SEGUNDA PARTE
DEL PIRINEO A MADRID
I.
LOS PLACERES DEL CAMPO
Cuando yo leía de chico las descripciones de los placeres campestres—dice J. H. Thompson—, me parecían una de las cosas más insulsas y más tontas del mundo. Es extraño cómo la retórica, a fuerza de repetir las mismas frases, llega a borrar todo sentido de la realidad.

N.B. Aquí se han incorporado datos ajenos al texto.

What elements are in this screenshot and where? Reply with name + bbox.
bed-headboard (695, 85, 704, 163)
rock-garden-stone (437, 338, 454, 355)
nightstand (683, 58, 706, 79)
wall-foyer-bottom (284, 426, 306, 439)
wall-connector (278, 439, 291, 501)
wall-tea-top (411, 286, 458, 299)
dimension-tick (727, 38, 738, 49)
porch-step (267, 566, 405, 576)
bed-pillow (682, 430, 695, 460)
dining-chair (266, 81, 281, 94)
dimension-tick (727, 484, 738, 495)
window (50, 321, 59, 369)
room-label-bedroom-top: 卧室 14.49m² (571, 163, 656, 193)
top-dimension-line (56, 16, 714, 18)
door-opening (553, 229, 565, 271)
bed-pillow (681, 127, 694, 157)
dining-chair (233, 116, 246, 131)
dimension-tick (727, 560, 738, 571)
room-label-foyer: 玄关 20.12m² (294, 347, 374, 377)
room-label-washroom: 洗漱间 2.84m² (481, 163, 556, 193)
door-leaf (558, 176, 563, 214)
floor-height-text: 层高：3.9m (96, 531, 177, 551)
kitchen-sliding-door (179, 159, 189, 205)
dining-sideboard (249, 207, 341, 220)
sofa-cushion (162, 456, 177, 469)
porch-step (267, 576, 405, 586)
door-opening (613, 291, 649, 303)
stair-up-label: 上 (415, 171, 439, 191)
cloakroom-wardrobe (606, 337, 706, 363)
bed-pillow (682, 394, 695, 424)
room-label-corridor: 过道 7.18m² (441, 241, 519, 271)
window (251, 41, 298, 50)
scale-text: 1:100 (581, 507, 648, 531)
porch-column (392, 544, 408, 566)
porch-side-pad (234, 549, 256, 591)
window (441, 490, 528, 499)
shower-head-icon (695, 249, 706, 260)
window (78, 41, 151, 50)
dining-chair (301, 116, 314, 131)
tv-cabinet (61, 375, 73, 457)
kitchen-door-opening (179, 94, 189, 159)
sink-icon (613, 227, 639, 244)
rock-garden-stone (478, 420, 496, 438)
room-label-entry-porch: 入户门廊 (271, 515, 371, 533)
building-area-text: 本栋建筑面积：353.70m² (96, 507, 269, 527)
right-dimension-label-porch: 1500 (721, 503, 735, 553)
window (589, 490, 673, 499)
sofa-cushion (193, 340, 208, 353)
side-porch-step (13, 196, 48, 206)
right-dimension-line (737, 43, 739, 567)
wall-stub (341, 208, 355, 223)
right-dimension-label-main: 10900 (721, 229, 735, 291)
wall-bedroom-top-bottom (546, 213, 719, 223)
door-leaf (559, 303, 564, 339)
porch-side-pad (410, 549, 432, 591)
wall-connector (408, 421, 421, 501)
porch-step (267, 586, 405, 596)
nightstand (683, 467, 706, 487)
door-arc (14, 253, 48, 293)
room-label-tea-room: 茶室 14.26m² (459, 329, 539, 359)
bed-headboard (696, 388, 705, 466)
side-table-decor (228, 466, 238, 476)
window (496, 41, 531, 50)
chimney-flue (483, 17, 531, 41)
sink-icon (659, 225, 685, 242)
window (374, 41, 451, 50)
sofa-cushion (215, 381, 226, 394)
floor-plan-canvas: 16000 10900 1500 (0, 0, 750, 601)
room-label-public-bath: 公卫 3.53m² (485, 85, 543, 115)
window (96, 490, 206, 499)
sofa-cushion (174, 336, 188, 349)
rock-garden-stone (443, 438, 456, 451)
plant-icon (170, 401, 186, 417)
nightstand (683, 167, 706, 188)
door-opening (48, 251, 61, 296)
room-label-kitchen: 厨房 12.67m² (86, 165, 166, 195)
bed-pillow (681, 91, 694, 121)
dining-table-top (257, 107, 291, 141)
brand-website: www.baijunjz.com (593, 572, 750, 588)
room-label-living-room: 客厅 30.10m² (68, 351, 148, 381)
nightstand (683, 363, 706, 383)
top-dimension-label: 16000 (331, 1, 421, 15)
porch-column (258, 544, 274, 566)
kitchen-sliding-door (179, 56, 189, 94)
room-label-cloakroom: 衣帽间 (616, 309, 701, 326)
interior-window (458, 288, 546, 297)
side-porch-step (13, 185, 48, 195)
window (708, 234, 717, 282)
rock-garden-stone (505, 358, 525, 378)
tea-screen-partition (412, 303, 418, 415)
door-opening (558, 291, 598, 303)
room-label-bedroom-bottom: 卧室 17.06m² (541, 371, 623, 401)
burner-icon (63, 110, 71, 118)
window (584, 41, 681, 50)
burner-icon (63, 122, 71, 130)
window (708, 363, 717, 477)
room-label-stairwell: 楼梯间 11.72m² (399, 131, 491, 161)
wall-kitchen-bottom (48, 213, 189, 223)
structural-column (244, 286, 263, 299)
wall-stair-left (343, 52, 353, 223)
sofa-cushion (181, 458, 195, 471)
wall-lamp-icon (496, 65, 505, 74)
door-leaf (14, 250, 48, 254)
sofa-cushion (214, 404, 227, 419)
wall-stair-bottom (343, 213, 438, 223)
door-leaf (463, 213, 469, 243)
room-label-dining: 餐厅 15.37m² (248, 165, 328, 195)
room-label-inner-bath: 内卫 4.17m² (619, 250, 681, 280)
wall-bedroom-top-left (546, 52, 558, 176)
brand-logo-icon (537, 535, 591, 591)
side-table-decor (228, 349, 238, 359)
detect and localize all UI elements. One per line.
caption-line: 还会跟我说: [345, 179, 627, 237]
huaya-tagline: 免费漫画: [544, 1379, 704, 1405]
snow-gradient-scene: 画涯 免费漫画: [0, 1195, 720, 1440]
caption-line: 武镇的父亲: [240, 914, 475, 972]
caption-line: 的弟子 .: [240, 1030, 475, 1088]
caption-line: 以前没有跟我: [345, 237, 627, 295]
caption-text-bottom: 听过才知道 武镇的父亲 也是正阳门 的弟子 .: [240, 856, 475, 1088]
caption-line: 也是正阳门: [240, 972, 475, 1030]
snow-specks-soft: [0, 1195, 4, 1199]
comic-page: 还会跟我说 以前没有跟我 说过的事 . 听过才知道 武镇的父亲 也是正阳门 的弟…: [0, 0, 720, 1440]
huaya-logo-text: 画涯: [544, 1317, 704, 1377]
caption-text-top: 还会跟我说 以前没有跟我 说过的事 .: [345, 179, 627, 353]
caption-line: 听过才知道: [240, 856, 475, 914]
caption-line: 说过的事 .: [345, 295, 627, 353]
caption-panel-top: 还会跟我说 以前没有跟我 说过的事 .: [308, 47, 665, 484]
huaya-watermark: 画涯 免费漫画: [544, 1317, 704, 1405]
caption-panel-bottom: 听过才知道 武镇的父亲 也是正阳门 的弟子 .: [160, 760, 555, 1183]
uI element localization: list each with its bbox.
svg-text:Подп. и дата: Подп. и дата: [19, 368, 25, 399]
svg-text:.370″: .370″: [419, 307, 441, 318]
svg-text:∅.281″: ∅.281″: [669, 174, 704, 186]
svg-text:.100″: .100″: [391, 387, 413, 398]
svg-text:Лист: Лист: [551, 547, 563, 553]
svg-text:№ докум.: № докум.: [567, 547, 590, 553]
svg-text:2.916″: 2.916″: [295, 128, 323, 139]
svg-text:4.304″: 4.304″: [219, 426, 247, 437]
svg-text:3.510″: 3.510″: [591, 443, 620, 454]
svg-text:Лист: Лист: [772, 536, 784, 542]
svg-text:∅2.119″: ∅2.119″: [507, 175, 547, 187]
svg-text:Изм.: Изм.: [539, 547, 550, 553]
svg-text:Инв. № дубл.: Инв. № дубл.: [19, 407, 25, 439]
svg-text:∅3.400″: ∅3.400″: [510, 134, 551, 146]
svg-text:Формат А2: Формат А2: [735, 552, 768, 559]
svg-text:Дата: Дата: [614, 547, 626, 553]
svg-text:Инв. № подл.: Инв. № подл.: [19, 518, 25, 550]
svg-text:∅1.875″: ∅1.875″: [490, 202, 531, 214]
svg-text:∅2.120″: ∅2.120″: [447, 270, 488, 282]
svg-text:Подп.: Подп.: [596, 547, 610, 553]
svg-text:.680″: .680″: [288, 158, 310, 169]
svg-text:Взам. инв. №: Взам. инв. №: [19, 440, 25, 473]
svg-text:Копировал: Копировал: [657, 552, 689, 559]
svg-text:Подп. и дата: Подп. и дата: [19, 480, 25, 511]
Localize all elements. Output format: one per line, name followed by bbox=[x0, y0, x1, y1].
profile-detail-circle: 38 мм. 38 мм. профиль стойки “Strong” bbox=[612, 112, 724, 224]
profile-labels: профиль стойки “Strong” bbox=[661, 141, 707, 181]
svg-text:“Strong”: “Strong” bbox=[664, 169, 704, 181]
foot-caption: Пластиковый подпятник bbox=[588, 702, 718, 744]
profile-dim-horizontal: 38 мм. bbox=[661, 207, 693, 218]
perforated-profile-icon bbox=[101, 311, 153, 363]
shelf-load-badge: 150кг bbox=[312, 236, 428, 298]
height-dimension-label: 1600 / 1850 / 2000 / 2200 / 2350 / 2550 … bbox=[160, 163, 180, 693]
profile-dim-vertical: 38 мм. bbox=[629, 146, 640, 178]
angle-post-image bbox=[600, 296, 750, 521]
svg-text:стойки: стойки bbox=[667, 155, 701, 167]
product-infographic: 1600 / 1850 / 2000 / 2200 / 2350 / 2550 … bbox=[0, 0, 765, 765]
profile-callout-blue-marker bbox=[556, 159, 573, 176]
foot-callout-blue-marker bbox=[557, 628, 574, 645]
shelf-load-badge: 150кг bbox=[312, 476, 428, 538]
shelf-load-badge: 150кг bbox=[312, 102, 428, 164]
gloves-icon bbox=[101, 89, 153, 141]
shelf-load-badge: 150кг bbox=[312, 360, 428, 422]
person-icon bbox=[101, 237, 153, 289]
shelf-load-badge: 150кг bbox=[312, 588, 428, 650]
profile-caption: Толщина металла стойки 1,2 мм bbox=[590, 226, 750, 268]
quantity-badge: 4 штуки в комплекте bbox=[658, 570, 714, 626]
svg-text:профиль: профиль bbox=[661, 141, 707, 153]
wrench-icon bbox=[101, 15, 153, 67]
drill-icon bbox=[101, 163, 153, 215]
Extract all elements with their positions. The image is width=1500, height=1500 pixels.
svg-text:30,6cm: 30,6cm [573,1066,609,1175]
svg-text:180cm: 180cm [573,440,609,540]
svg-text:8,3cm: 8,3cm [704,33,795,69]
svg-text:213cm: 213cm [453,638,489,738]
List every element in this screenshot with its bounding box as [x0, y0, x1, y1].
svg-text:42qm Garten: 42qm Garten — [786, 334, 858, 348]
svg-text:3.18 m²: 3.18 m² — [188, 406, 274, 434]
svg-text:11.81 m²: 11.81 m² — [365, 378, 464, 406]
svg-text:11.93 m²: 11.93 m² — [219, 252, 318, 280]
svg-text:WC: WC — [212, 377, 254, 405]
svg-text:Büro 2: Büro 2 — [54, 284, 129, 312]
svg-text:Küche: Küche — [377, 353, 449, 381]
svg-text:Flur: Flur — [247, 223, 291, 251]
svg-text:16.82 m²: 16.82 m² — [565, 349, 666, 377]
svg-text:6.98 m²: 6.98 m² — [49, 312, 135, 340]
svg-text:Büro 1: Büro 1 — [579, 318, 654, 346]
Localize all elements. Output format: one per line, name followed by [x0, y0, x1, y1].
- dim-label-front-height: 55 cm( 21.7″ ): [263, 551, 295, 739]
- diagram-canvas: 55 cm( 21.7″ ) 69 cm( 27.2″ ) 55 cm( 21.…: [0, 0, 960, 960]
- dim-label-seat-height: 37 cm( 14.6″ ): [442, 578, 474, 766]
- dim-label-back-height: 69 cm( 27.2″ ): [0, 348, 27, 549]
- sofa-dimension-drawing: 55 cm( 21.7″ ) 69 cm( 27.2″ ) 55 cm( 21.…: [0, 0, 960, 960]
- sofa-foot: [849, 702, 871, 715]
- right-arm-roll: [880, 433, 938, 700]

Los placeres campestres en las páginas de los escritores bucólicos del siglo XVII y XVIII han sido siempre placeres amables y sociales; se ve que para estos escritores la Naturaleza estaba representada por un parque bien cuidado, como para Fenelón la gruta de Calipso era uno de los subterráneos del jardín de Versalles. Los placeres campestres en la pintura han sido también tan sosos, tan amanerados, como los descriptos por los poetas.
Al llegar a vivir en el campo por primera vez, nunca recordé las descripciones que había leído en la infancia, ni los cuadros de los pintores. No me acordé jamás de Galatea, ni de Amarilis, ni de Thirsis, ni de Nemoroso; todas estas amables personificaciones no salieron del estante que les corresponde en el armario de la guardarropía poética para presentarse a mi imaginación. Me desdeñaron tanto como les desdeñaba yo a ellas.
Al acercarme al campo, la Naturaleza, en vez de una impresión amable, pastoril y bucólica, me dió una sensación ruda y me habló con una voz áspera y discordante.
El viento y la lluvia, el murmullo de los árboles en el follaje y el rumor del arroyo, el caminar por entre las altas hierbas o por el claro del bosque me produjeron una sorpresa.
Tuve también otras sorpresas y descubrimientos. Uno de éstos fué encender hogueras.